My faith did not resurrect in a day. It was still a floor full of holes in the woodwork, but that moment was a boulder in the stream, changing its course. I remember praying later on and sensing the invitation to actually let myself believe that it was going to be answered. Let myself believe that God wanted to answer it. It felt like fruit on the branch - within reach, but I still had to make the effort. I had to let myself go there, ante in, choose faith. And I did. And as I did, something happened - not just that day but so many days following. It wasn't in the bells and whistles, the booming voice, the smoke and mirrors, but in the softness that God showed up. He spent the rest of the year showing up.
He showed up by providing for me. He showed up to pay my rent when things were short and a random $300 got transferred to my account. He showed up to provide meals when I was watching my bank account dwindle. Left and right, I watched as I was never in need. It surprised me so much at first, but I slowly began to smile inwardly with each new provision. But even more than my barest needs, God showed up in the details, the gentle surprises. He was in those tiny delights, the kind you hope for but do not voice. I learned that God not only pays my bills, but He pays attention, and it made all the difference in changing the way I understood Him. We weren't God's obligations, we were His children. Oh. As I stepped out on these little limbs, choosing faith and rejoicing that God cared, He was all too present. So sweet was the season, so full of healing, so overflowing with everything I needed. For everything I had mentally believed, the year taught me how to practically believe it.

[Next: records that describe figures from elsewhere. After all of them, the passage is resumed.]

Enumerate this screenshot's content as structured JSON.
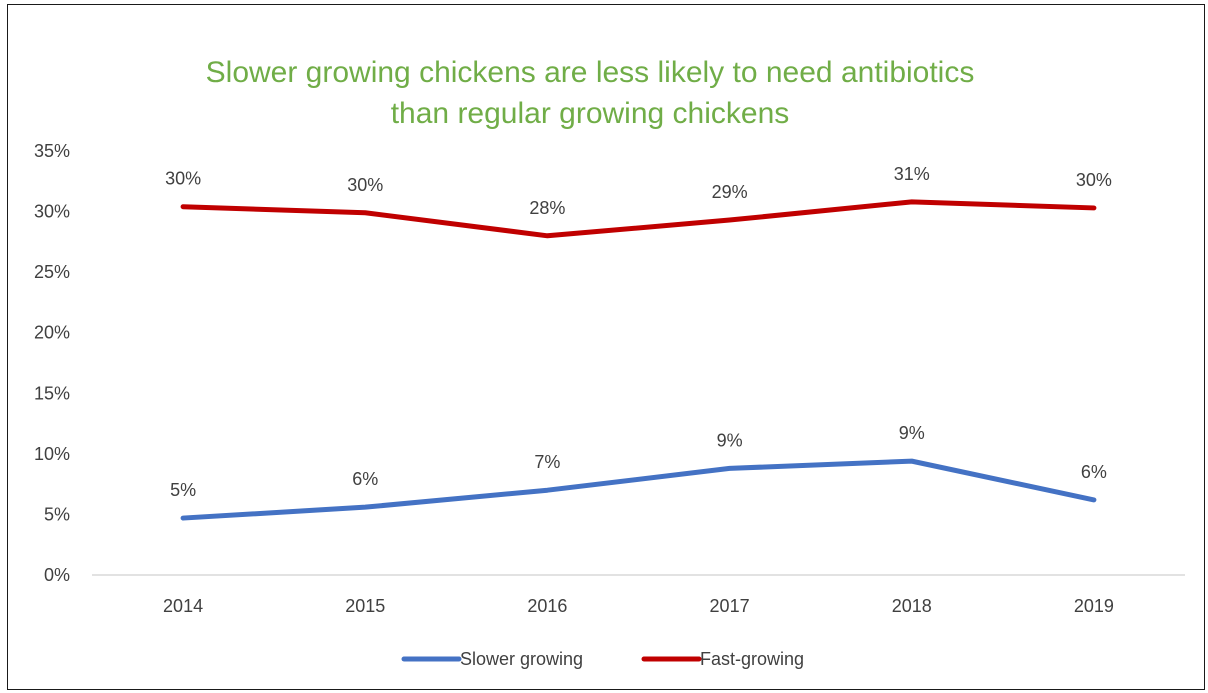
{
  "chart_data": {
    "type": "line",
    "title_lines": [
      "Slower growing chickens are less likely to need antibiotics",
      "than regular growing chickens"
    ],
    "xlabel": "",
    "ylabel": "",
    "categories": [
      "2014",
      "2015",
      "2016",
      "2017",
      "2018",
      "2019"
    ],
    "ylim": [
      0,
      0.35
    ],
    "yticks": [
      0,
      0.05,
      0.1,
      0.15,
      0.2,
      0.25,
      0.3,
      0.35
    ],
    "ytick_labels": [
      "0%",
      "5%",
      "10%",
      "15%",
      "20%",
      "25%",
      "30%",
      "35%"
    ],
    "grid": false,
    "legend_position": "bottom",
    "series": [
      {
        "name": "Slower growing",
        "color": "#4472c4",
        "values": [
          0.047,
          0.056,
          0.07,
          0.088,
          0.094,
          0.062
        ],
        "labels": [
          "5%",
          "6%",
          "7%",
          "9%",
          "9%",
          "6%"
        ]
      },
      {
        "name": "Fast-growing",
        "color": "#c00000",
        "values": [
          0.304,
          0.299,
          0.28,
          0.293,
          0.308,
          0.303
        ],
        "labels": [
          "30%",
          "30%",
          "28%",
          "29%",
          "31%",
          "30%"
        ]
      }
    ]
  }
}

God spent the rest of 2013 assuring me without any doubt that God answers our prayers. I believed the antithesis of what I had come into the year believing: I believed that God could do anything. I had watched Him rebuild my heart. But very importantly, through my experience wandering away I had seen that heart: my ugly, scornful, discompassionate heart. For the first time, I saw with clear eyes how desperately far for perfect, or even good, I was. And I'm not just talking about 2012. Even on a human scale, I had been every form of awkward, every vestige of broken, every prideful inch of 'together'. It wasn't for shame that I saw these things, but for gratitude. I finally understood that of all the people in the world who needed grace, I was not exempt. And God had taken the liberty to change those things in me over and above what I ever could have hoped. (And He's not done yet!)
But seeing in myself the capacity to do all wrong, all things hateful, I newly understood looking at others with love. For the most mired pieces of humanity in another, I felt I could look gently in the eye and say, Me too, friend. For the most horrifying sin, I could say, I understand. I could no longer point out the wrong of anyone, because always behind my eyes was my own reflection. Let she who has no sin cast the first stone…Such began God, having shown me His love, instructing me how to love other people.
So here we are. I'm not a perfect person, not even a particularly astounding person. But in 2013, I was a lost person who became a found person. I had spent my life knowing and loving God, but in 2013 I began to understand all the more deeply His love for me, and for all people. What has made the difference was not perfecting what I had done for Him (religion), but understanding what He had done for me. And continues to do, every day. I await, with patience, hope and excitement, what 2014 holds.